McPherson v. City of Presque IsleAnnotate this Case
107 A.2d 422 (1954)
McPHERSON v. CITY OF PRESQUE ISLE et al.
Supreme Judicial Court of Maine.
June 8, 1954.
Albert M. Stevens, Presque Isle, for plaintiff.
Clyde L. Wheeler, Waterville, for defendants.
Before FELLOWS, C. J., and WILLIAMSON, TIRRELL, WEBBER, BELIVEAU and TAPLEY, JJ.
BELIVEAU, Associate Justice.
On appeal. This is an appeal from a pro forma decree in which the Court approves the findings of the Industrial Accident Commission and orders that the petition for award of compensation be dismissed.
The facts show that on November 22, 1952 the petitioner, while in the employ of the City of Presque Isle, claims to have received personal injuries by accident "arising out of, and in the course of my employment."
On that day, and probably a day or two before, his work consisted of loading snow fence onto a truck assisted by another employee. These rolls of fence weighed between 50 and 75 pounds and were handled by the two meneach taking one end of the roll and placing it on the truck where it was placed in position by another employee.

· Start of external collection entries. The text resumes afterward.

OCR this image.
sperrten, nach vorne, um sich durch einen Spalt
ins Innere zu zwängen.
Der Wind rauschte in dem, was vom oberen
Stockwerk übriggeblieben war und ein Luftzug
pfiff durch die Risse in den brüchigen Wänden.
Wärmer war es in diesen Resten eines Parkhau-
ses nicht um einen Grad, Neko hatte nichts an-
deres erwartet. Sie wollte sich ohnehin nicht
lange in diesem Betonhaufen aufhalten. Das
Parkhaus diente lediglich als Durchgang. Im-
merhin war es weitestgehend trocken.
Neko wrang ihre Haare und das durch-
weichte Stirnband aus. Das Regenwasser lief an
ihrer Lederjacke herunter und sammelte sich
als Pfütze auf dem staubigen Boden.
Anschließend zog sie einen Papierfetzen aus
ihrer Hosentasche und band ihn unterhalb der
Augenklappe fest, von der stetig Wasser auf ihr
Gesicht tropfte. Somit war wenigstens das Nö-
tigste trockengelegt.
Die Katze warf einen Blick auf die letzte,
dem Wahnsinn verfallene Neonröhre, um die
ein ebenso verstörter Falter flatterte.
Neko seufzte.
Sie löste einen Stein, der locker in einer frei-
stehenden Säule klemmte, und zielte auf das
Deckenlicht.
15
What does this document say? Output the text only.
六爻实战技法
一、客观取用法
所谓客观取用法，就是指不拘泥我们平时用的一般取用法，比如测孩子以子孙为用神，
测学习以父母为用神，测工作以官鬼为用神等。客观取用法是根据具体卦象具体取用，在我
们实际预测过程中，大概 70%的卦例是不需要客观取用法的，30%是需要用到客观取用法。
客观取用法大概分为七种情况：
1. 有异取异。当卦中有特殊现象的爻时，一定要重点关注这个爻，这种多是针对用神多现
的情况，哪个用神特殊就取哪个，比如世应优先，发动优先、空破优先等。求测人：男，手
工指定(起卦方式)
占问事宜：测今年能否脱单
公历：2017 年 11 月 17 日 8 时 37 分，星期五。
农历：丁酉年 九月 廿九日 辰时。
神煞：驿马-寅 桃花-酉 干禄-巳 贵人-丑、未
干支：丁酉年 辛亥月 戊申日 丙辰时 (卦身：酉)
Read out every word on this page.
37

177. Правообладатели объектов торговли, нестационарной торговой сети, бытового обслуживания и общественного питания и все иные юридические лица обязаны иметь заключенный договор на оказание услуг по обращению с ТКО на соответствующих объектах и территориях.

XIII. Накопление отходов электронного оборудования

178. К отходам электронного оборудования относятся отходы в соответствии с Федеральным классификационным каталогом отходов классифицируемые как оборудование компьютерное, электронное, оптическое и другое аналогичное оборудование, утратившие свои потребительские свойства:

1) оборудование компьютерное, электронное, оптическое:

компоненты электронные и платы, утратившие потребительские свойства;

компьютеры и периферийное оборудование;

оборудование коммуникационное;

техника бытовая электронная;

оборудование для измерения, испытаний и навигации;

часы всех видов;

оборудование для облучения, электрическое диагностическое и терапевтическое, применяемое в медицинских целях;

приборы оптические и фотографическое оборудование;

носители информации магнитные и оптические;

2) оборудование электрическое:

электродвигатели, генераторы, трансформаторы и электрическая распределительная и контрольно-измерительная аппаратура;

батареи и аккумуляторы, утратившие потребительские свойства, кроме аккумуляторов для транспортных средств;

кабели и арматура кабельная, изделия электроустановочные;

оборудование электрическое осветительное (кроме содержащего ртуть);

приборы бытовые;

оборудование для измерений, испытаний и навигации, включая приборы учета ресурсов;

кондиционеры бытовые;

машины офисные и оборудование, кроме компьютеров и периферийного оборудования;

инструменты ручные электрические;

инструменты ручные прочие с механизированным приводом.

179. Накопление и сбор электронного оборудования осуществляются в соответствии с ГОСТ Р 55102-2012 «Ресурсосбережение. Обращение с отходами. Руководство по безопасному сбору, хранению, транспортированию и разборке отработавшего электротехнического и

It is the claim of the petitioner that sometime later in the afternoon of the day mentioned, and while loading the fence, he became short of breath and felt weak all over. He continued to do the same work until the end of the working day.
Dr. Osborne, who testified for the petitioner, stated "the chances are about evenly balanced that it was the work as against the normal progress of the disease." The doctor felt that the petitioner had some background of underlying degenerative *423 process in his arteries at the time of the alleged accident which undoubtedly had been progressing over a period of years.
Dr. Wilbur Manter, a qualified heart specialist, gave it as his opinion, that the condition which the petitioner complained of, could not have been caused by the work he was engaged in on November 22, 1952.
In the lengthy opinion in which the facts and the law are thoroughly discussed and analyzed the Commission found that the necessary elements of accident were not present, namely, "unusual, unexpected and sudden event."
In Robitaille's Case, 140 Me. 121, 34 A.2d 473, the Court restated the well known rule of law that the "Commission is made the trier of facts and its findings thereof, whether for or against claimant, are final".
Not only was there competent and credible evidence on which the Commission based its findings but it seems to this Court that, on the evidence heard by the Commission, no other finding could be made.